A note on the back of Lafontaine's self-portrait, labeled by the descendant Bruno Heusinger (1900–1987), counts Lafontaine among Heusinger's ancestors from the Mitgau family . Since the property of the Braunschweiger box, to which the self-portrait Lafontaine belonged to, after the takeover by the Nazis was destroyed in 1933 by the damaged one stitch in the canvas painting is suspected that the only remaining Braunschweiger box.

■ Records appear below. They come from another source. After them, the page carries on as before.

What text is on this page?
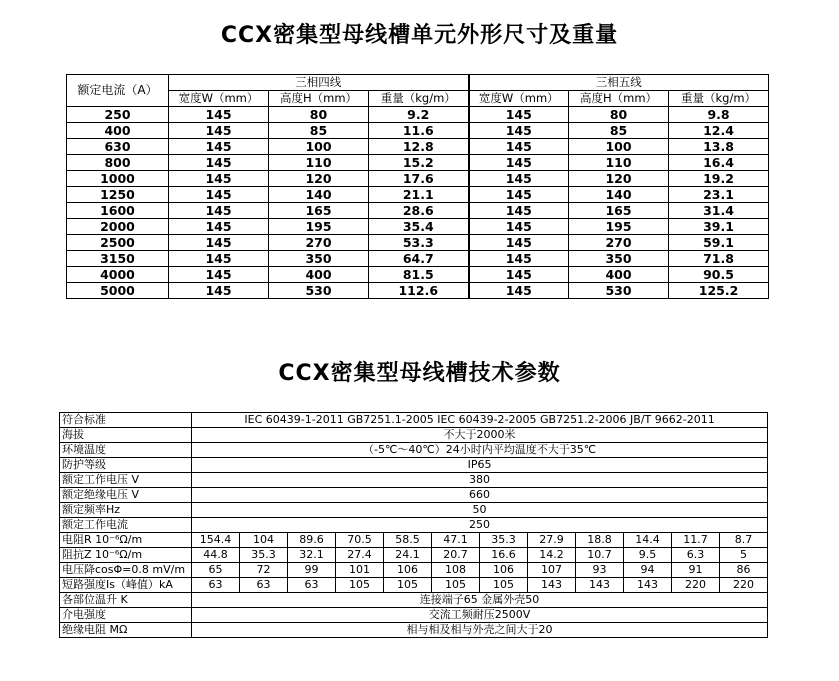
CCX密集型母线槽单元外形尺寸及重量
额定电流（A）	三相四线			三相五线		
	宽度W（mm）	高度H（mm）	重量（kg/m）	宽度W（mm）	高度H（mm）	重量（kg/m）
250	145	80	9.2	145	80	9.8
400	145	85	11.6	145	85	12.4
630	145	100	12.8	145	100	13.8
800	145	110	15.2	145	110	16.4
1000	145	120	17.6	145	120	19.2
1250	145	140	21.1	145	140	23.1
1600	145	165	28.6	145	165	31.4
2000	145	195	35.4	145	195	39.1
2500	145	270	53.3	145	270	59.1
3150	145	350	64.7	145	350	71.8
4000	145	400	81.5	145	400	90.5
5000	145	530	112.6	145	530	125.2
CCX密集型母线槽技术参数
符合标准	IEC 60439-1-2011 GB7251.1-2005 IEC 60439-2-2005 GB7251.2-2006 JB/T 9662-2011											
海拔	不大于2000米											
环境温度	（-5℃～40℃）24小时内平均温度不大于35℃											
防护等级	IP65											
额定工作电压 V	380											
额定绝缘电压 V	660											
额定频率Hz	50											
额定工作电流	250											
电阻R 10⁻⁶Ω/m	154.4	104	89.6	70.5	58.5	47.1	35.3	27.9	18.8	14.4	11.7	8.7
阻抗Z 10⁻⁶Ω/m	44.8	35.3	32.1	27.4	24.1	20.7	16.6	14.2	10.7	9.5	6.3	5
电压降cosΦ=0.8 mV/m	65	72	99	101	106	108	106	107	93	94	91	86
短路强度Is（峰值）kA	63	63	63	105	105	105	105	143	143	143	220	220
各部位温升 K	连接端子65 金属外壳50											
介电强度	交流工频耐压2500V											
绝缘电阻 MΩ	相与相及相与外壳之间大于20											
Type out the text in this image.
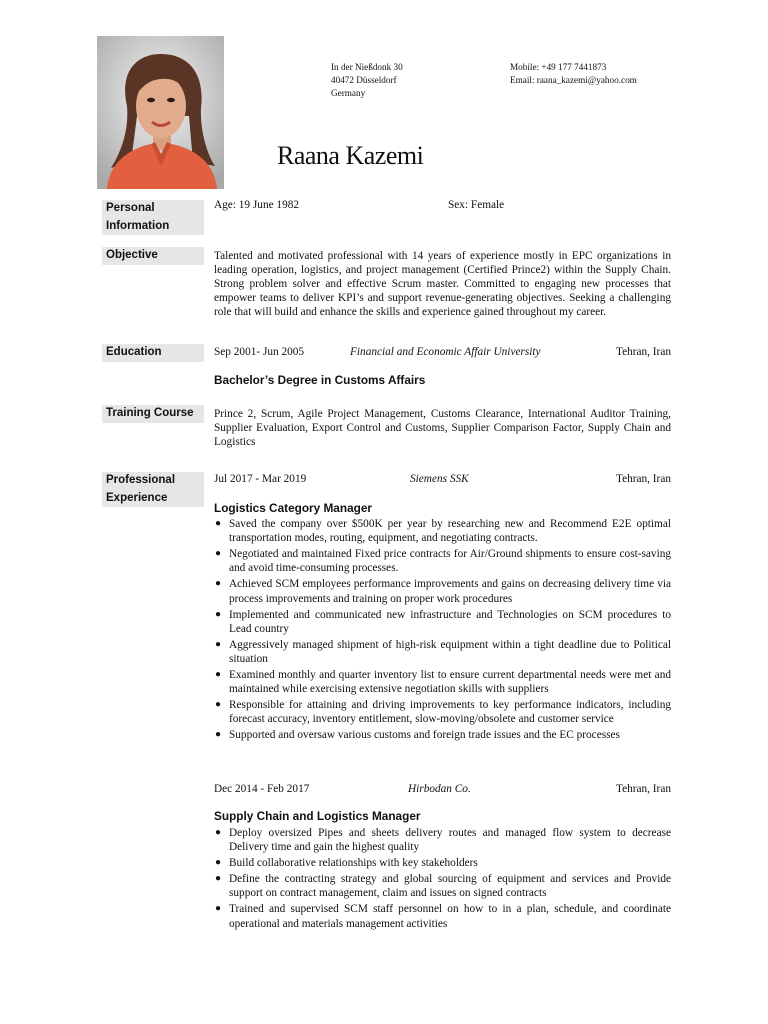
In der Nießdonk 30
40472 Düsseldorf
Germany
Mobile: +49 177 7441873
Email: raana_kazemi@yahoo.com
Raana Kazemi
Personal
Information
Age: 19 June 1982	Sex: Female
Objective	Talented and motivated professional with 14 years of experience mostly in EPC organizations in leading operation, logistics, and project management (Certified Prince2) within the Supply Chain. Strong problem solver and effective Scrum master. Committed to engaging new processes that empower teams to deliver KPI’s and support revenue-generating objectives. Seeking a challenging role that will build and enhance the skills and experience gained throughout my career.
Education	Sep 2001- Jun 2005	Financial and Economic Affair University	Tehran, Iran
Bachelor’s Degree in Customs Affairs
Training Course	Prince 2, Scrum, Agile Project Management, Customs Clearance, International Auditor Training, Supplier Evaluation, Export Control and Customs, Supplier Comparison Factor, Supply Chain and Logistics
Professional
Experience
Jul 2017 - Mar 2019	Siemens SSK	Tehran, Iran
Logistics Category Manager
● Saved the company over $500K per year by researching new and Recommend E2E optimal transportation modes, routing, equipment, and negotiating contracts.
● Negotiated and maintained Fixed price contracts for Air/Ground shipments to ensure cost-saving and avoid time-consuming processes.
● Achieved SCM employees performance improvements and gains on decreasing delivery time via process improvements and training on proper work procedures
● Implemented and communicated new infrastructure and Technologies on SCM procedures to Lead country
● Aggressively managed shipment of high-risk equipment within a tight deadline due to Political situation
● Examined monthly and quarter inventory list to ensure current departmental needs were met and maintained while exercising extensive negotiation skills with suppliers
● Responsible for attaining and driving improvements to key performance indicators, including forecast accuracy, inventory entitlement, slow-moving/obsolete and customer service
● Supported and oversaw various customs and foreign trade issues and the EC processes
Dec 2014 - Feb 2017	Hirbodan Co.	Tehran, Iran
Supply Chain and Logistics Manager
● Deploy oversized Pipes and sheets delivery routes and managed flow system to decrease Delivery time and gain the highest quality
● Build collaborative relationships with key stakeholders
● Define the contracting strategy and global sourcing of equipment and services and Provide support on contract management, claim and issues on signed contracts
● Trained and supervised SCM staff personnel on how to in a plan, schedule, and coordinate operational and materials management activities
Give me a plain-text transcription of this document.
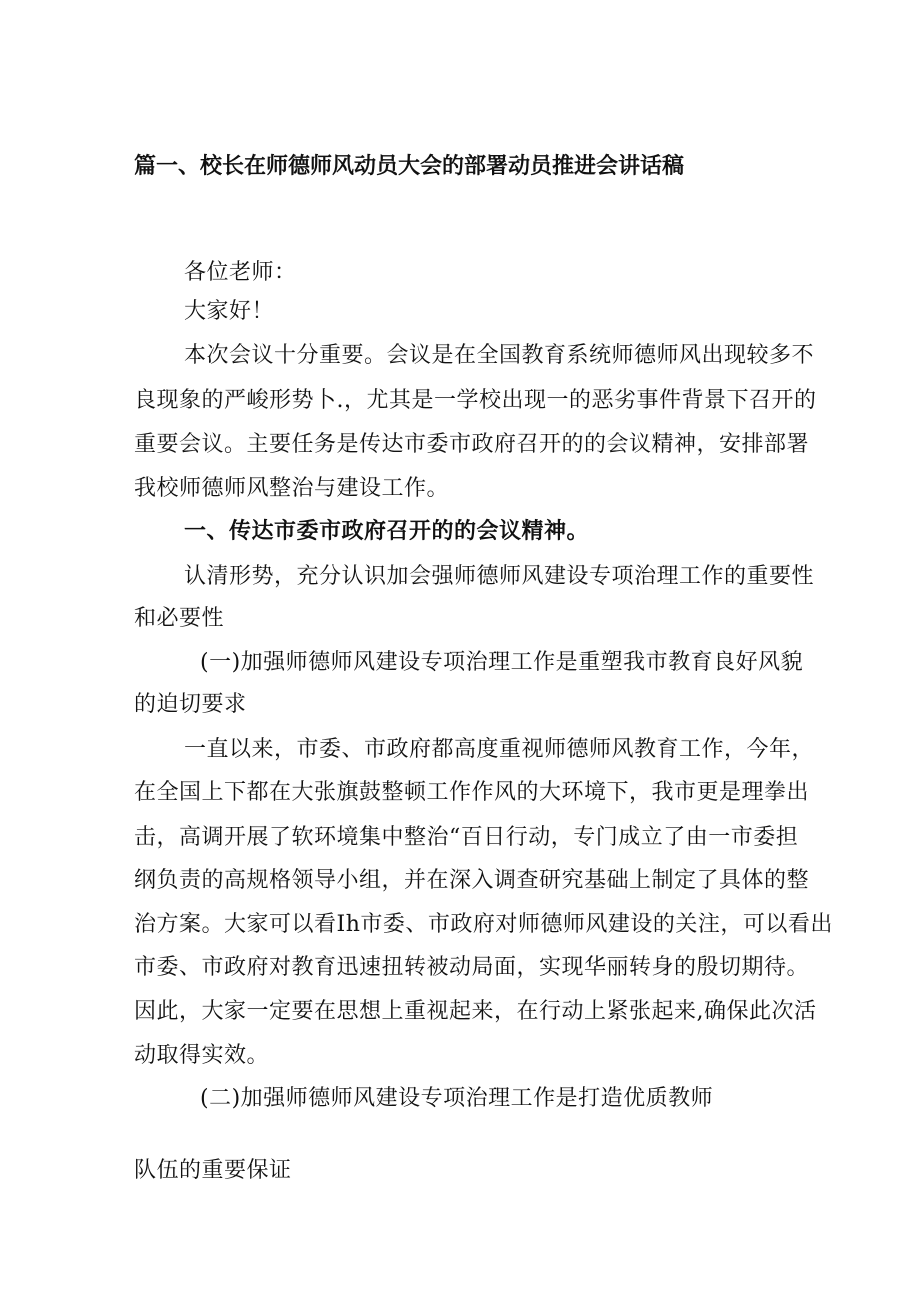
篇一、校长在师德师风动员大会的部署动员推进会讲话稿
各位老师：
大家好！
本次会议十分重要。会议是在全国教育系统师德师风出现较多不
良现象的严峻形势卜.，尤其是一学校出现一的恶劣事件背景下召开的
重要会议。主要任务是传达市委市政府召开的的会议精神，安排部署
我校师德师风整治与建设工作。
一、传达市委市政府召开的的会议精神。
认清形势，充分认识加会强师德师风建设专项治理工作的重要性
和必要性
(一)加强师德师风建设专项治理工作是重塑我市教育良好风貌
的迫切要求
一直以来，市委、市政府都高度重视师德师风教育工作，今年，
在全国上下都在大张旗鼓整顿工作作风的大环境下，我市更是理拳出
击，高调开展了软环境集中整治“百日行动，专门成立了由一市委担
纲负责的高规格领导小组，并在深入调查研究基础上制定了具体的整
治方案。大家可以看Ih市委、市政府对师德师风建设的关注，可以看出
市委、市政府对教育迅速扭转被动局面，实现华丽转身的殷切期待。
因此，大家一定要在思想上重视起来，在行动上紧张起来,确保此次活
动取得实效。
(二)加强师德师风建设专项治理工作是打造优质教师
队伍的重要保证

Görges had not given any details about the whereabouts of Lafontaine's drawings of the three Brunswick-Welf princesses in Greek costumes .

family

Lafontaine had a brother Johann Christoph (1714-1760), who also worked as a portrait painter, as well as two other brothers and two sisters. Her mother Anna Elisabeth was a descendant of the mayor Henning Brabandt from Braunschweig. There is different information about the number of marriages. In his first marriage he was married to a wealthy English woman who died in Leipzig. On April 13, 1741 or 1747, he married again in Hanover with Louise Wilhelmine (née de Francheville), a daughter of the Hanoverian court surgeon Pierre de Francheville from Nettancourt in Champagne. He married in 1754 finally Hofjungfer Sophie Elisabeth (born Thor Bruges) with whom he shared oil bats lived in Braunschweig.

Sons

  • August Lafontaine (1758–1831), writer
  • Carl Lafontaine (1755–1831), portrait painter ⚭ 1791 Sophie Leberecht Abel (1750–1822)

literature

Web links

Individual evidence

  1. a b c Lafontaine, Ludolph Ernst Andreas in the database of Niedersächsische Personen (new entry required) of the Gottfried Wilhelm Leibniz Library - Lower Saxony State Library in the version of February 19, 2009, last accessed on April 13, 2016
  2. a b Anonymus: Freemasonry in the Oriente of Hanover. Reminder sheets to the festivals from January 14th and 15th, 1857 , revised reprint of the original edition from 1859 (by Rümpler), Barsinghausen: Unikum-Verlag, 2013, ISBN 978-3-8457-0127-1 , p. 4; online through google books
  3. a b c d e f g h i j Franz Muncker:  Lafontaine, August . In: Allgemeine Deutsche Biographie (ADB). Volume 17, Duncker & Humblot, Leipzig 1883, pp. 512-520 (here: p. 512;).
  4. ^ A b Marion BeaujeanLafontaine, August (pseudonym Miltenberg, Gustav Freyer, Selchow). In: New German Biography (NDB). Volume 13, Duncker & Humblot, Berlin 1982, ISBN 3-428-00194-X , pp. 406-408 ( digitized version ).
  5. a b c Dirk Sangmeister: Lafontaine, Ludolph Ernst Andreas. In: Horst-Rüdiger Jarck , Dieter Lent et al. (Ed.): Braunschweigisches Biographisches Lexikon - 8th to 18th century . Appelhans Verlag, Braunschweig 2006, ISBN 3-937664-46-7 , p. 422-423 .
  6. Hernann Mitgau: Young August Lafontaine. ( Memento from May 25, 2016 in the Internet Archive ) (PDF). In: J. König: Braunschweigisches Jahrbuch. Volume 68. Orphanage book printer, Braunschweig 1967, p. 63.
  7. ^ Johann Gottfried Gruber : August Lafontaine's life and work. Halle: EA Schwetschke and Son, 1833, p. 11; online through google books.
  8. a b Wilhelm Görges (Ed.): Patriotic stories and memorabilia of the past. 1st year. In the association of Braunschweigischer and Hanoverian historians. Friedrich Martin Meinecke, Braunschweig 1843, p. 44 f .; online through google books
  9. a b Self-portrait of the painter Ludolf Ernst Andreas Lafontaine. on the page bildindex.de
  10. Hermann Mitgau : Common Life. 1770 to 1870 in Brunswick family papers. Diary records and reports. Volume 1: 1770-1870. Wolfenbütteler Verlags Anstalt, Wolfenbüttel / Hanover 1948, p. 373.
  11. J. G Gruber: August Lafontaine's life and work . CA Schwetschke, Halle 1833, OCLC 654361688 , p. 8–9 ( books.google.de ).
  12. ^ Lafontaine, Johann Christoph. on pastellists.com (English).
  13. ^ Famous members of the Braunschweig Huguenot community. ( Memento from April 30, 2016 in the Internet Archive ) (PDF) In: Hans Götting (Hrsg.): Braunschweigisches Jahrbuch. Volume 43. Waisenhalsbuchdruckerei, Braunschweig 1962, pp. 120–121.